Hizo un gesto a sus criados y uno de ellos descendió apresuradamente desde los bancos y le entregó un rollo de pergamino. Morathi se lo tendió a Bel Shanaar, que no lo abrió y se limitó a mirar inquisitivamente a la profetisa de Nagarythe.

—Es una carta del pueblo de Athel Toralien —explicó Morathi—. Está firmada por los cuatrocientos setenta y seis supervivientes del ataque de los orcos. En ella juran fidelidad incondicional al príncipe Malekith. A continuación, invitan a sus familiares y amigos a reunirse con ellos en las nuevas tierras y expresan su confianza en que la ciudad prosperará de manera extraordinaria bajo la protección de los naggarothi. Por lo tanto, no consideréis únicamente mi opinión; escuchad también la voz de los habitantes de la ciudad.

Esas palabras provocaron las ovaciones de un sector de los cortesanos y príncipes presentes en la audiencia. Aneron torció el gesto, ya que incluso alguno de sus camaradas de Eataine participó de la mofa.

—Al parecer sí que está sentándose un precedente —dijo Bel Shanaar cuando la algarabía amainó—. Un príncipe que abandona sus dominios y no acomete su defensa pierde todos los derechos de propiedad sobre ellos. Fuimos elegidos para un cargo superior con el compromiso de proteger Ulthuan junto con Aenarion, y nuestras acciones de gobierno deben garantizar la defensa de sus habitantes.

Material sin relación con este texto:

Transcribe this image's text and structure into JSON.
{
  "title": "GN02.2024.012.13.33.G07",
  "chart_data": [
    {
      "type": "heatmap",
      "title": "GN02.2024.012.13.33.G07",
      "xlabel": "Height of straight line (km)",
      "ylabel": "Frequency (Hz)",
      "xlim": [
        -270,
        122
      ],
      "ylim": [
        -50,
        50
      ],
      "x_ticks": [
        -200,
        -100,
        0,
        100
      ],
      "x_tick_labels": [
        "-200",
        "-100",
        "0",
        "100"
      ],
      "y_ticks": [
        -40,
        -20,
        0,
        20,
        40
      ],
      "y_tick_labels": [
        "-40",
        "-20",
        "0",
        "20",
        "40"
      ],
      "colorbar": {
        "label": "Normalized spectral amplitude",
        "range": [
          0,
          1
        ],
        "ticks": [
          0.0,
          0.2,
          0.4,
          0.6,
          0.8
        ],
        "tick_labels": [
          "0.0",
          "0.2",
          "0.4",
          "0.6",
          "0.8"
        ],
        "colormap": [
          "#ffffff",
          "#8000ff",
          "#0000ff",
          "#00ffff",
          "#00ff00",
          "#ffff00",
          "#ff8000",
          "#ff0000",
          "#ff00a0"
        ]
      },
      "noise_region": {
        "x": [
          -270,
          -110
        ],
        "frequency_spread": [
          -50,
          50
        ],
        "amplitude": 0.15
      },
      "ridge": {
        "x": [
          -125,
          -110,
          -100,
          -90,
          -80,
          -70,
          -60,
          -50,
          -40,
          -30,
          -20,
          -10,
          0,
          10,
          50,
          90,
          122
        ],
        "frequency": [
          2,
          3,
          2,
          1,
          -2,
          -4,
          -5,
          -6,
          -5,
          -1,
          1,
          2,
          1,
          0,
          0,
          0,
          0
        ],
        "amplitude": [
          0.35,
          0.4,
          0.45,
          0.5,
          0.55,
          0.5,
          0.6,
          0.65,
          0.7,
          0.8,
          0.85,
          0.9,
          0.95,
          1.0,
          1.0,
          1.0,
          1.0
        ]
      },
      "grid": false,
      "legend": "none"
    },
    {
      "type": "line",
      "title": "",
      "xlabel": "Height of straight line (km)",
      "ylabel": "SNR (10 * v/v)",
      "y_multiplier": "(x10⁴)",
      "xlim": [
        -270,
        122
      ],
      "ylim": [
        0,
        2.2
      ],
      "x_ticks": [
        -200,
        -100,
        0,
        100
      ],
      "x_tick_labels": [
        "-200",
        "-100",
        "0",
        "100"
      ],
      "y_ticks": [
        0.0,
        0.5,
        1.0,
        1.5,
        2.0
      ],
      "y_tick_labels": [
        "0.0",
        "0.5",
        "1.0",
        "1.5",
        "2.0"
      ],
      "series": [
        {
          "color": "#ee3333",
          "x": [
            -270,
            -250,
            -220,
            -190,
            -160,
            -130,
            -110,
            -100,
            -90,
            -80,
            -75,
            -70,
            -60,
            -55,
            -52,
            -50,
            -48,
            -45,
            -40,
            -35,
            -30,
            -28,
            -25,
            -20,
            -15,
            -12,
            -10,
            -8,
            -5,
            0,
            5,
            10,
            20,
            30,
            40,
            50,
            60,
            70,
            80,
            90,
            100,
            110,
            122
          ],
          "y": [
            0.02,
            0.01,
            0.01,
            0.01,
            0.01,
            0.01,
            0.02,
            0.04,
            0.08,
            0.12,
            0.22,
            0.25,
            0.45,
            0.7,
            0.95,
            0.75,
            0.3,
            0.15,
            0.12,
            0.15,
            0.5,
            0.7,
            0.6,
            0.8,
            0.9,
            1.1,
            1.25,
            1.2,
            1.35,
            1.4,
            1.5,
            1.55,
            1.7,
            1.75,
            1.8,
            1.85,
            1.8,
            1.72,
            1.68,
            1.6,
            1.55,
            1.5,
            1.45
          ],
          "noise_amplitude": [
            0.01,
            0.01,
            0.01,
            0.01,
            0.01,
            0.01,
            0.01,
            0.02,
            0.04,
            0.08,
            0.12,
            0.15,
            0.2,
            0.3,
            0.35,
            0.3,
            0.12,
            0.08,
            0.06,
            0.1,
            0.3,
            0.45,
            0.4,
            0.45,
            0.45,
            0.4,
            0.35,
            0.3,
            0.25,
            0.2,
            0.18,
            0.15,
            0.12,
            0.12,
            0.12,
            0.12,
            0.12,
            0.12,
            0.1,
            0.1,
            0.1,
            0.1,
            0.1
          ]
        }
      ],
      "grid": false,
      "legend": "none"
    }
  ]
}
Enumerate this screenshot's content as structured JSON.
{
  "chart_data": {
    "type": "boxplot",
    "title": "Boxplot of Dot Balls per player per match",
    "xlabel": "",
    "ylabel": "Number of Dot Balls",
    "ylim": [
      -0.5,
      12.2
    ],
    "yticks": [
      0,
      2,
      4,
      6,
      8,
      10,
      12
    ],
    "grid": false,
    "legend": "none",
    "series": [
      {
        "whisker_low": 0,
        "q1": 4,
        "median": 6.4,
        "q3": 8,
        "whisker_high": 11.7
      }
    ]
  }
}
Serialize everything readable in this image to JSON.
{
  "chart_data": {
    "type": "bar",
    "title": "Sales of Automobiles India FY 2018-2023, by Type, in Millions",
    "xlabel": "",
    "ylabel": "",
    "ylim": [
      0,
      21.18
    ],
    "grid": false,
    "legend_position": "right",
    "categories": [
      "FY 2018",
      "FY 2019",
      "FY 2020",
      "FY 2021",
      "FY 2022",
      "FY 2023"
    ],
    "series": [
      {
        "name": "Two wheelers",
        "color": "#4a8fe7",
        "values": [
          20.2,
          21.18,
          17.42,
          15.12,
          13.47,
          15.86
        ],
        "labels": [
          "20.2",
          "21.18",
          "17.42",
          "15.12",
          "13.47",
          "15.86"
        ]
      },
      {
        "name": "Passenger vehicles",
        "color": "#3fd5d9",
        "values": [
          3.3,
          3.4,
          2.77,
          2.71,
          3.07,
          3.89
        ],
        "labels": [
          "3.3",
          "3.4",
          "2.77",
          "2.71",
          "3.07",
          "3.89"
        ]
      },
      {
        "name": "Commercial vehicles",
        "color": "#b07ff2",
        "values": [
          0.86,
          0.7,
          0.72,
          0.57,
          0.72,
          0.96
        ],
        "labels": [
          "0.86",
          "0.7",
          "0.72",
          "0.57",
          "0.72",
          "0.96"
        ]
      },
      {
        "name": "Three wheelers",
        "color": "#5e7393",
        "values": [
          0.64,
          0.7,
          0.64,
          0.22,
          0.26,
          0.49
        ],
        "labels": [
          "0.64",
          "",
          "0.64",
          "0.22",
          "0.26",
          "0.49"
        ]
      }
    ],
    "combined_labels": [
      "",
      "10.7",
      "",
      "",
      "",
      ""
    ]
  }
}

Por lo tanto, he aquí mi veredicto: puesto que el príncipe Aneron desertó de sus tierras y de sus súbditos, yo, como Rey Fénix, considero que Athel Toralien era un territorio abandonado, así pues, cumplía los requisitos para una reconquista por parte de cualquier otro príncipe. El príncipe Malekith ha demostrado la legitimidad de su demanda, y ésta será aceptada por la corte. Que esta decisión sirva de advertencia para todos aquellos que buscan las riquezas y el poder que ofrece el nuevo mundo. Llevad allí el nombre de Ulthuan, pero no olvidéis vuestras obligaciones.

La vergüenza cayó sobre el príncipe Aneron. Sin apenas apoyos a su causa, el príncipe de Eataine partió discretamente de Ulthuan rumbo a oriente, hacia las frondosas costas de Lustria. Malekith fue proclamado señor de Athel Toralien, y este acontecimiento marcó el inicio de la conquista de las colonias.